The 2015 Nobel Prize in Physics has been awarded for the discovery that neutrinos switch between different "flavours". So why has the work been deemed worthy of the highest award in science?

First proposed by the Austrian Wolfgang Pauli in 1930, neutrinos are among the 17-odd irreducible building blocks of the world around us.

They're also wallflowers in the world of sub-atomic particles, rarely interacting with the other matter around them.

http://www.bbc.co.uk/news/science-environment-34454831

Apologies for the BBC reference. Its writers are never particularly intelligent at the best of times and never more so than when it comes to anything that involves accuracy.

But this would seem to be an outstanding discovery.
 
If you're wondering if they could be the dark matter you're always hearing about, they can't. Essentially, they move too fast to do the job.
 
"Dark Matter" is just matter that is not producing light or EMR...correct? Why are we looking for exotic 'dark matter' when there are gazillions of planets and orbital bodies that are 'dark'?
 
If you're wondering if they could be the dark matter you're always hearing about, they can't. Essentially, they move too fast to do the job.

No, your assumptions of the nature of dark matter have no basis. All that is known is a lot of mass is missing.

This discovery suggests that what was assumed to be massless in fact has mass. Whether that will be sufficient mass to fill the arithmetic void remains to be seen.

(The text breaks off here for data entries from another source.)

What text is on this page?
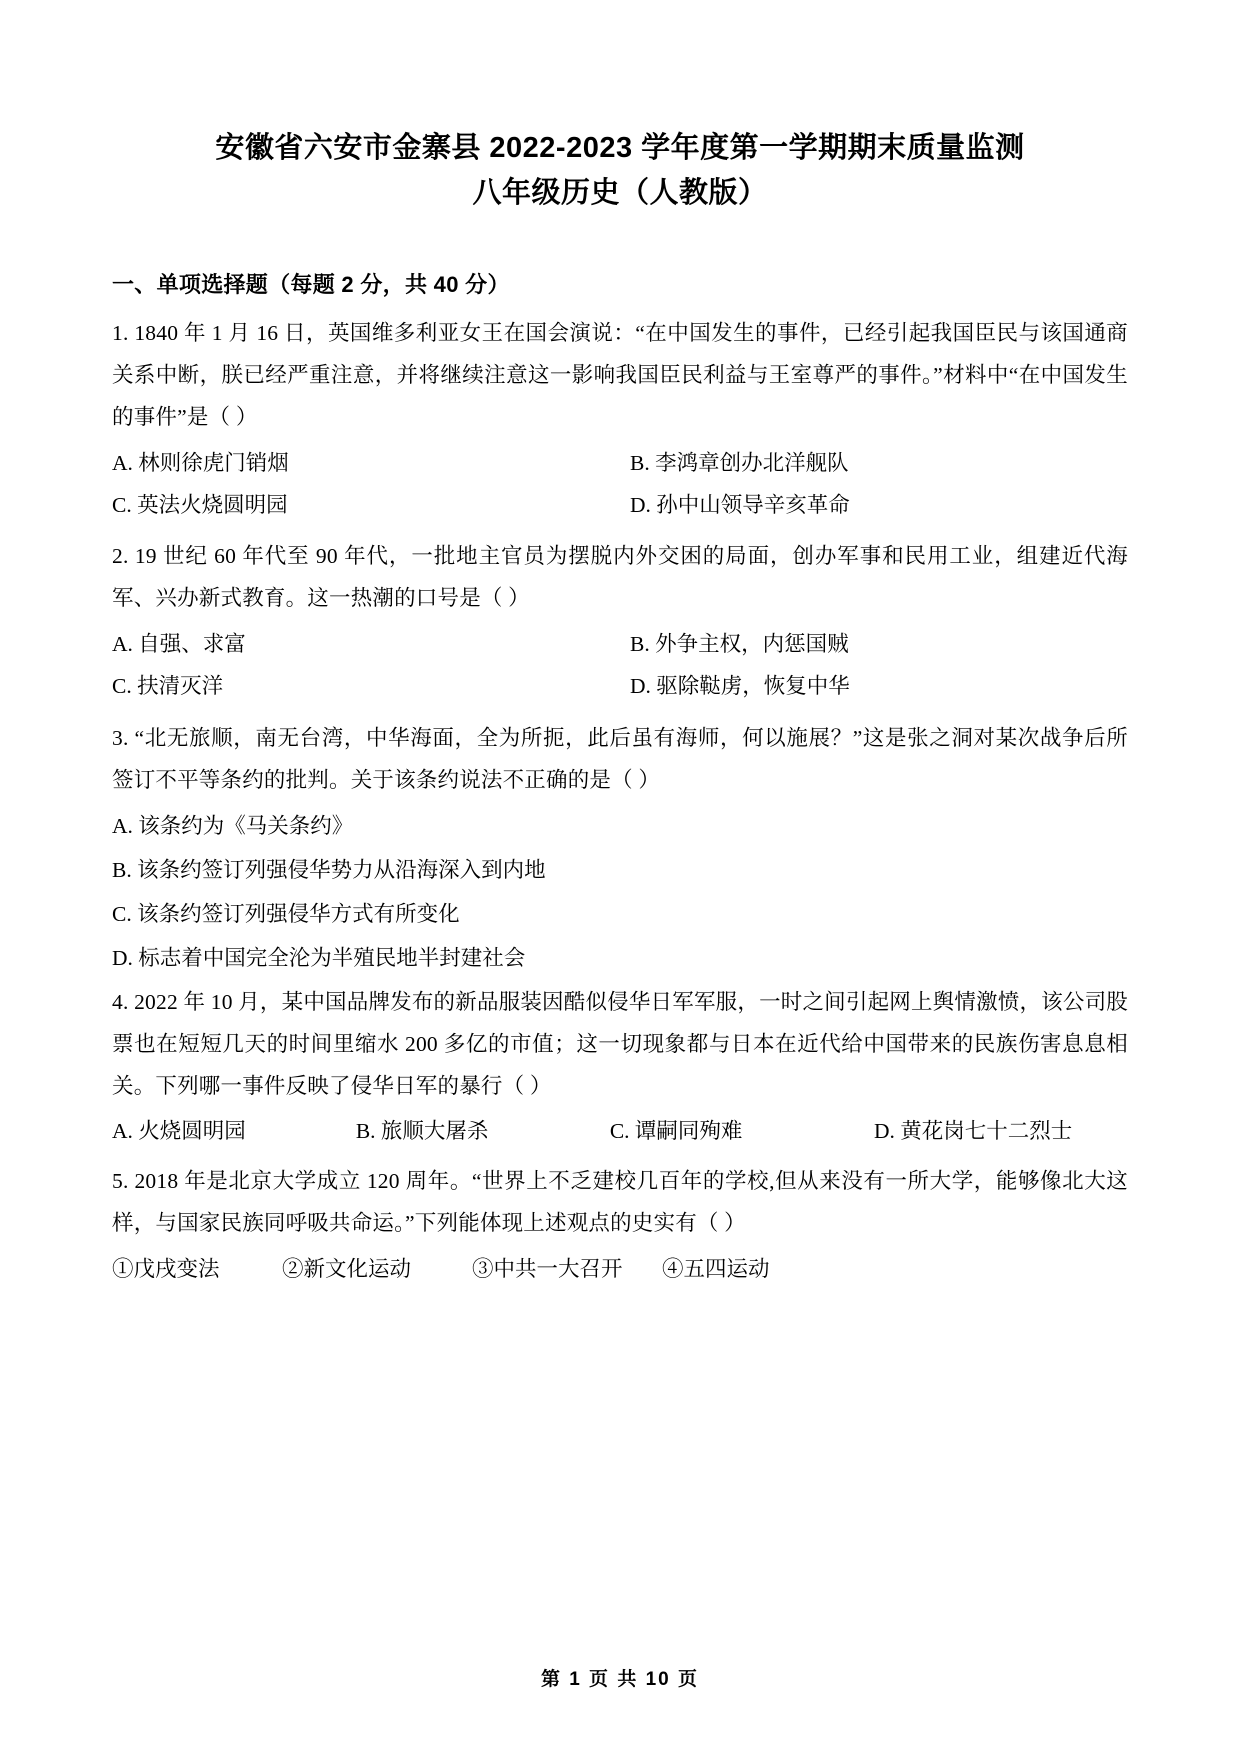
安徽省六安市金寨县 2022-2023 学年度第一学期期末质量监测
八年级历史（人教版）
一、单项选择题（每题 2 分，共 40 分）
1. 1840 年 1 月 16 日，英国维多利亚女王在国会演说：“在中国发生的事件，已经引起我国臣民与该国通商关系中断，朕已经严重注意，并将继续注意这一影响我国臣民利益与王室尊严的事件。”材料中“在中国发生的事件”是（ ）
A. 林则徐虎门销烟	B. 李鸿章创办北洋舰队
C. 英法火烧圆明园	D. 孙中山领导辛亥革命
2. 19 世纪 60 年代至 90 年代，一批地主官员为摆脱内外交困的局面，创办军事和民用工业，组建近代海军、兴办新式教育。这一热潮的口号是（ ）
A. 自强、求富	B. 外争主权，内惩国贼
C. 扶清灭洋	D. 驱除鞑虏，恢复中华
3. “北无旅顺，南无台湾，中华海面，全为所扼，此后虽有海师，何以施展？”这是张之洞对某次战争后所签订不平等条约的批判。关于该条约说法不正确的是（ ）
A. 该条约为《马关条约》
B. 该条约签订列强侵华势力从沿海深入到内地
C. 该条约签订列强侵华方式有所变化
D. 标志着中国完全沦为半殖民地半封建社会
4. 2022 年 10 月，某中国品牌发布的新品服装因酷似侵华日军军服，一时之间引起网上舆情激愤，该公司股票也在短短几天的时间里缩水 200 多亿的市值；这一切现象都与日本在近代给中国带来的民族伤害息息相关。下列哪一事件反映了侵华日军的暴行（ ）
A. 火烧圆明园	B. 旅顺大屠杀	C. 谭嗣同殉难	D. 黄花岗七十二烈士
5. 2018 年是北京大学成立 120 周年。“世界上不乏建校几百年的学校,但从来没有一所大学，能够像北大这样，与国家民族同呼吸共命运。”下列能体现上述观点的史实有（ ）
①戊戌变法	②新文化运动	③中共一大召开	④五四运动
第 1 页 共 10 页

"Dark Matter" is just matter that is not producing light or EMR...correct? Why are we looking for exotic 'dark matter' when there are gazillions of planets and orbital bodies that are 'dark'?

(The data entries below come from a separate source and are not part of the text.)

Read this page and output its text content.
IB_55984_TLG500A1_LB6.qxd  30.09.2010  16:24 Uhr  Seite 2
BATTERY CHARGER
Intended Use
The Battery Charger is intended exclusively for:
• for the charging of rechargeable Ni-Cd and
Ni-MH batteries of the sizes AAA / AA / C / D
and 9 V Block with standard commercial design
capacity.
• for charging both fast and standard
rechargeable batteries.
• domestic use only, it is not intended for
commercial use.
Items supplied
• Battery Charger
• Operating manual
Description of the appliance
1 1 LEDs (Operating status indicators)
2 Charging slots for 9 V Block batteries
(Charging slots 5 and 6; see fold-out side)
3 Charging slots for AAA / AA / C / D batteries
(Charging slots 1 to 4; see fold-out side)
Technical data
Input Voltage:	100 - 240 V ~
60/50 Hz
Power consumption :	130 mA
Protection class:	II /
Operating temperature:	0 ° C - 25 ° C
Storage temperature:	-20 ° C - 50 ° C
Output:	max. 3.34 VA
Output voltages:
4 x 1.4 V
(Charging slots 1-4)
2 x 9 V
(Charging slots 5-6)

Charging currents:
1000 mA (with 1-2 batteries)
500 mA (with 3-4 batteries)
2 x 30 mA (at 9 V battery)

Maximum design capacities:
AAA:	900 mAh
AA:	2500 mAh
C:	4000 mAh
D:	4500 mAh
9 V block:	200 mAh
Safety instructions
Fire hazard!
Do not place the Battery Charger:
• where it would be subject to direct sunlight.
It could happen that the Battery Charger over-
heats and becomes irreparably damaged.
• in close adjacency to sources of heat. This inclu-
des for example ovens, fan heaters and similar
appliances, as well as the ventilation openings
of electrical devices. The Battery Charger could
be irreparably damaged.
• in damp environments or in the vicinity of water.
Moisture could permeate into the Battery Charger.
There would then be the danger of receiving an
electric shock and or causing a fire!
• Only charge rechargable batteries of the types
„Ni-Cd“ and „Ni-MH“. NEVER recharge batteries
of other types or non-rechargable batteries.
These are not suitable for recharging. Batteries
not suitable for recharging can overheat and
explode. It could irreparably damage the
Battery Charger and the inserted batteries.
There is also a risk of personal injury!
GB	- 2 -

Not quite. the nature of dark matter in unknown. All that is known is it's apparent affect.
 
"Dark Matter" is just matter that is not producing light or EMR...correct? Why are we looking for exotic 'dark matter' when there are gazillions of planets and orbital bodies that are 'dark'?

You can determine the fraction of matter that is baryonic (normal matter) can be determined in a couple of way - looking at X-rays from the gas in galaxy clusters, and looking at light element abundances and using our understanding of how they were formed in the Big Bang. These indicate that most matter isn't atomic.
 
No, your assumptions of the nature of dark matter have no basis. All that is known is a lot of mass is missing.

This discovery suggests that what was assumed to be massless in fact has mass. Whether that will be sufficient mass to fill the arithmetic void remains to be seen.

Your assumptions about my assumptions have no basis. There are multiple lines of evidence for dark matter. An obvious and classic one is the rotation curves of spiral galaxies and the velocity dispersions in elliptical galaxies. They show big mass concentrations in and around galaxies that are not consistent with the distribution you can infer from the emitted light.

Neutrinos are known to have mass, and known to have very very little mass (cosmology and the distribution of galaxies in the universe actually give the tightest constraints). Particles without a lot of mass given even a tiny amount of energy will go very very fast, and you can't make them stay in a galaxy long enough to hold the galaxy together. Worse than that, we have pretty good ideas about how structures form in the universe (based on very uncontroversial gravity and big computer simulations) and you can't get the observed numbers and distribution of galaxies just with the known amount of ordinary matter plus neutrinos within the mass constraints we have for them.

It's not just that we know matter is missing. It has to broadly have certain properties to work right - it's a very big 'broadly' but it excludes the kind of neutrinos in question.